Исправительная колония «Персефона»
1955
Саймон Уэльс испытал сильное смешанное чувство суеверного страха и гордости, когда охранник впустил его в камеру Софии Лэмб.
Она ждала его, сидя на аккуратно заправленной койке, держала спину прямо. Ее руки покоились на коленях, а светлые волосы были собраны в пучок. Женщина выглядела похудевшей, с ввалившимися глазами. Но искра трансцендентного не покинула ее.
– Что ж, ты пришел, – произнесла она мягко. – Как тебе это удалось?
Уэльс глубоко вздохнул, чтобы успокоиться, прежде чем ответить. Он видел в этой женщине посланницу Очага Всеобщей Любви, сияющую Жанну д`Арк, ожидавшую восшествия на костер.
–У… у меня неплохие отношения с Синклером с тех времен, когда я и Даниэль были главными архитекторами Восторга. Я убедил его разрешить мне проинспектировать местную систему, чтобы увидеть, не слишком ли большую нагрузку она оказывает на остальной Восторг – вслепую, разумеется. Он разрешил, а все остальное сводилось к подкупу охранников…

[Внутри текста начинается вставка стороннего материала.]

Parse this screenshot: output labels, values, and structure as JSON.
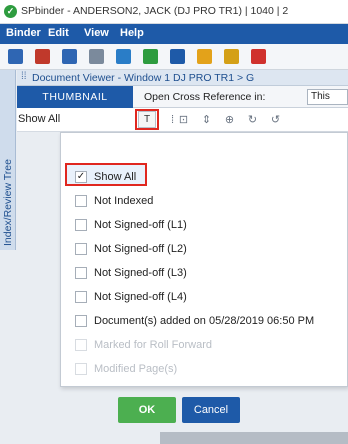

– Хорошо. Позаботься о том, чтобы охрана позволяла тебе приходить в любое время, плати им сколько нужно. Они боятся Салливана и Райана, не получится убедить их просто отпустить меня. Но их можно убедить дать мне возможность говорить с другими
– Они пытаются… влиять на нее.
София Лэмб поморщилась:
– Ясно. Они думают, что она нечто простое…. но я сокрыла ее истинную миссию глубоко в ней. Элеонора выживет! И она удивит их. Она всех здесь удивит. Я верю в это, – она быстро взглянула на дверь. – Я налаживаю терапевтические отношения с Найджелом Вейром….
Уэльс одарил ее удивленным взглядом:
– С Вейром? Комендантом «Персефоны»? Он позволил вам….
Она улыбнулась:
– Он грустный, беспокойный человечек. Под предлогом допроса расспрашивал меня о самом себе. Понимаешь, косвенно. Я перевела допрос на него – мы даже посмотрели вместе его личное дело. Мне кажется, я смогла уговорить его дать разрешение на проведение экспериментов и терапии на заключенных «Персефоны». Он убедит Синклера, что все это на благо маленькой вотчины Райана. Но, когда придет время, я планирую устроить восстание здесь. Которое они и не ожидают. Такая глупость – поместить столько политических заключенных в одном месте, но это только нам на руку…
Глядя на нее, Саймон почувствовал головокружение. Он внезапно, не контролируя себя, рухнул на колени.
– Мадам…ох, София! Как я мог быть верен Райану? Как я мог позволить ему ослепить меня?
Она улыбнулась:
– Все правильно, Саймон. Эго сильно. Воля к любви слаба, сначала. Она должна укрепляться жертвой во имя коллектива. Это занимает время! Но ты был одним из первых, узревших свет! Ты любим мною, Саймон Уэльс… И в один прекрасный день, власть Райана падет. И я… мы… будем ждать этого момента, чтобы занять его место. Восторг будет наш. Скажи им, скажи всем, я буду следить! Я узнаю, кто подчинился эго, а кто с благословением возносится к телу…
– Да, София! Я прослежу, чтобы вся паства узнала!
Лэмб положила руку на его голову, благословляя. Уэльс почувствовал, как по телу прошла дрожь от ее прикосновения, он опустил голову и заплакал от радости…
13
Восторг, Центр содержания под стражей
1956
Салливан волновался за старшего констебля Харкера. У СК была такая отдышка, словно он только что пробежал две мили, но Салливану было чертовски хорошо известно, что этот человек просидел за своим столом как минимум полчаса. Одна из сигарет Харкера все еще дымилась на краю пепельницы-ракушки. Он сидел здесь, тяжело дышал, пялился в пустоту, барабанил веснушчатыми пальцами по столу. Старший констебль – низкий толстый человек с двойным подбородком и редеющими рыжими волосами, в черном потертом костюме. Он, судя по всему, не брился уже пару дней.
– Ты просил меня зайти, Харкер, помнишь? – спросил Салливан, садясь напротив него. – Ты в порядке? Выглядишь немного помятым.
– Конечно. Я... я в порядке, – Харкер невольно начал теребить значок констебля на лацкане пиджака. – Просто иногда задумываюсь, – он быстро взглянул на дверь, чтобы убедиться, что она закрыта, – не сделал ли я ошибку, приехав в Восторг.
Салливан усмехнулся:
– Не думай, что ты в этом эдакий одинокий рейнджер. Я почти не знаю людей, которые бы иногда не чувствовали себя так же.